Tip 4. CHoCH and break of structure
The break of structure is a common term in smart money trading. When the price moves beyond the near-term high or low, it signifies that the price breaks the structure. On the other hand, during the CHoCH, the same scenario appears, although there is a difference.
Why does it happen?
Many traders become confused to find a difference between the break of structure and CHoCH. However, in both cases, the price makes a new high, so it’s generally true to consider all cases as structure breaks.
How to avoid the mistake?
The first thing a trader should not be that all CHoCH comes with a structured break, but it happens on the opposite side of the trend.

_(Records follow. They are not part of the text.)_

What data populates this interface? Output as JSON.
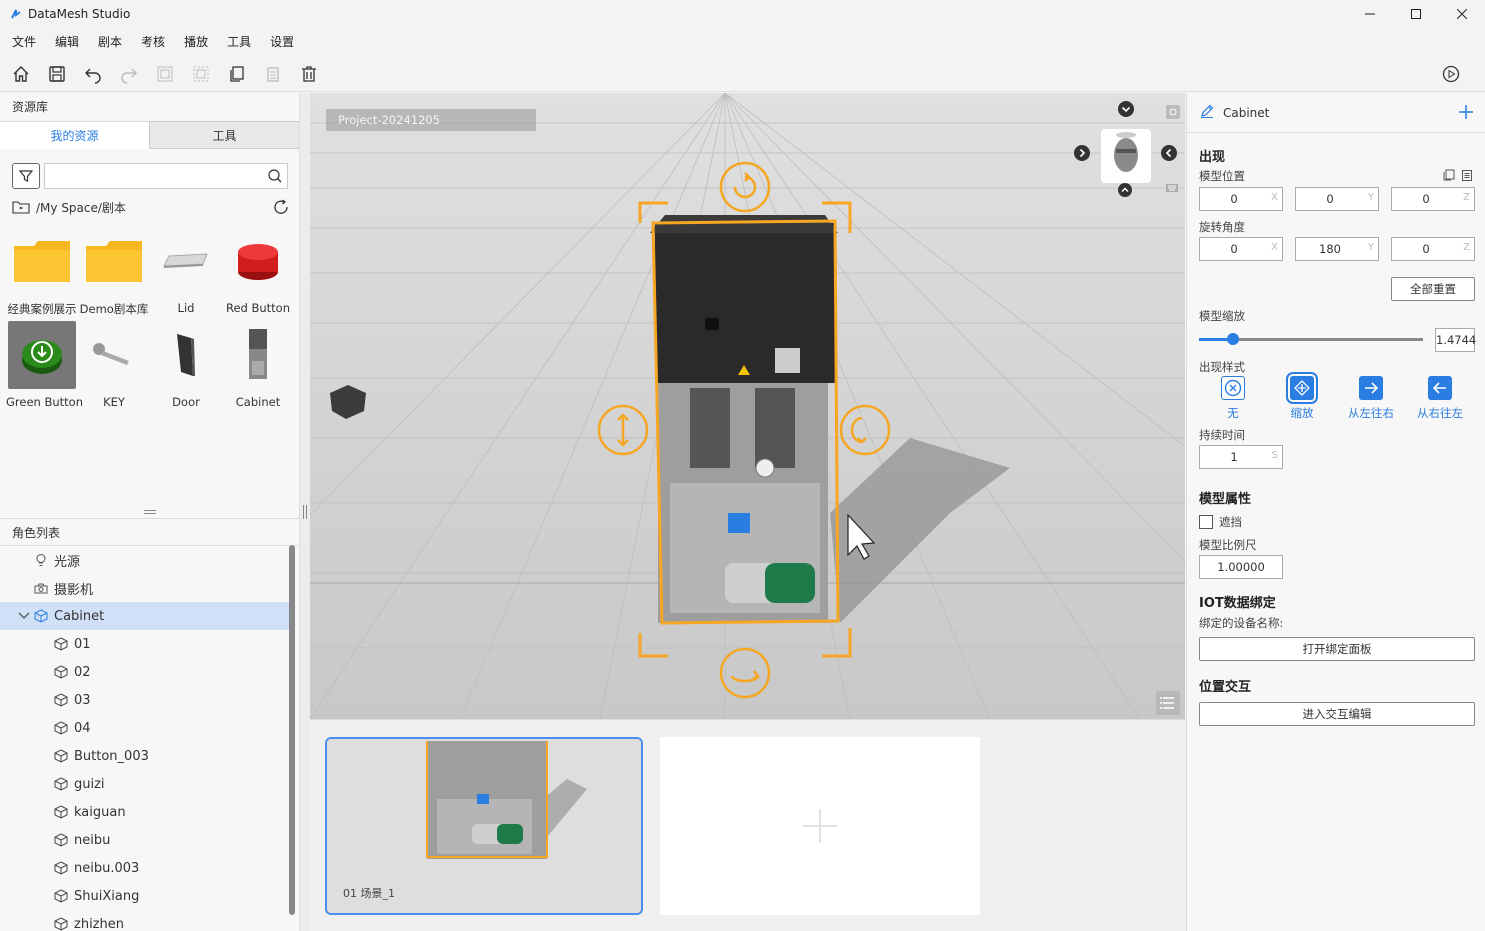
{
  "window": {
    "title": "DataMesh Studio"
  },
  "menu": [
    "文件",
    "编辑",
    "剧本",
    "考核",
    "播放",
    "工具",
    "设置"
  ],
  "left": {
    "resource_heading": "资源库",
    "tabs": {
      "mine": "我的资源",
      "tools": "工具"
    },
    "search_placeholder": "",
    "path": "/My Space/剧本",
    "assets": [
      {
        "label": "经典案例展示",
        "icon": "folder-icon"
      },
      {
        "label": "Demo剧本库",
        "icon": "folder-icon"
      },
      {
        "label": "Lid",
        "icon": "lid-model-icon"
      },
      {
        "label": "Red Button",
        "icon": "red-button-model-icon"
      },
      {
        "label": "Green Button",
        "icon": "green-button-model-icon"
      },
      {
        "label": "KEY",
        "icon": "key-model-icon"
      },
      {
        "label": "Door",
        "icon": "door-model-icon"
      },
      {
        "label": "Cabinet",
        "icon": "cabinet-model-icon"
      }
    ],
    "role_heading": "角色列表",
    "roles": [
      {
        "label": "光源",
        "icon": "light-bulb-icon",
        "level": 1
      },
      {
        "label": "摄影机",
        "icon": "camera-icon",
        "level": 1
      },
      {
        "label": "Cabinet",
        "icon": "cube-icon",
        "level": 1,
        "expanded": true
      },
      {
        "label": "01",
        "icon": "cube-icon",
        "level": 2
      },
      {
        "label": "02",
        "icon": "cube-icon",
        "level": 2
      },
      {
        "label": "03",
        "icon": "cube-icon",
        "level": 2
      },
      {
        "label": "04",
        "icon": "cube-icon",
        "level": 2
      },
      {
        "label": "Button_003",
        "icon": "cube-icon",
        "level": 2
      },
      {
        "label": "guizi",
        "icon": "cube-icon",
        "level": 2
      },
      {
        "label": "kaiguan",
        "icon": "cube-icon",
        "level": 2
      },
      {
        "label": "neibu",
        "icon": "cube-icon",
        "level": 2
      },
      {
        "label": "neibu.003",
        "icon": "cube-icon",
        "level": 2
      },
      {
        "label": "ShuiXiang",
        "icon": "cube-icon",
        "level": 2
      },
      {
        "label": "zhizhen",
        "icon": "cube-icon",
        "level": 2
      }
    ]
  },
  "viewport": {
    "project": "Project-20241205"
  },
  "scene_strip": {
    "scene_label": "01   场景_1"
  },
  "right": {
    "object_name": "Cabinet",
    "appear_title": "出现",
    "position_label": "模型位置",
    "position": {
      "x": "0",
      "y": "0",
      "z": "0"
    },
    "rotation_label": "旋转角度",
    "rotation": {
      "x": "0",
      "y": "180",
      "z": "0"
    },
    "axis": {
      "x": "X",
      "y": "Y",
      "z": "Z"
    },
    "reset_all": "全部重置",
    "scale_label": "模型缩放",
    "scale_value": "1.4744",
    "scale_fraction": 0.15,
    "style_label": "出现样式",
    "styles": [
      {
        "label": "无",
        "icon": "none-icon"
      },
      {
        "label": "缩放",
        "icon": "scale-icon"
      },
      {
        "label": "从左往右",
        "icon": "arrow-right-icon"
      },
      {
        "label": "从右往左",
        "icon": "arrow-left-icon"
      }
    ],
    "duration_label": "持续时间",
    "duration_value": "1",
    "duration_unit": "S",
    "props_title": "模型属性",
    "occlude_label": "遮挡",
    "ratio_label": "模型比例尺",
    "ratio_value": "1.00000",
    "iot_title": "IOT数据绑定",
    "iot_device_label": "绑定的设备名称:",
    "iot_button": "打开绑定面板",
    "pos_interact_title": "位置交互",
    "pos_interact_button": "进入交互编辑"
  },
  "colors": {
    "accent": "#2a7de1",
    "selection": "#f5a623"
  }
}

Tip 5. Trade management in CHoCH trading
The success rate in CHoCH trading is high, which often influences investors to put less effort into the trade management. However, the inappropriate use of trade management would negatively impact the trading result.
Why does it happen?
This mistake happens to most new traders, focusing on trading methods rather than trade management. On the other hand, success in financial trading depends on how investors use risk management techniques.
How to avoid the mistake?
It is essential to have a good trading strategy to succeed in crypto trading, but the ultimate success depends on the risk management system. During the uncertain market movement, no strategies work well where expert traders keep themselves away by not taking any trades.
Final thought
CHoCH trading strategy would increase your trading profitability related to the smart money concept. This method follows how banks and prominent financial institutes take trades with a more significant volume. Overall, if you can eliminate all the mistakes mentioned above in this trading, you can create a decent trading portfolio.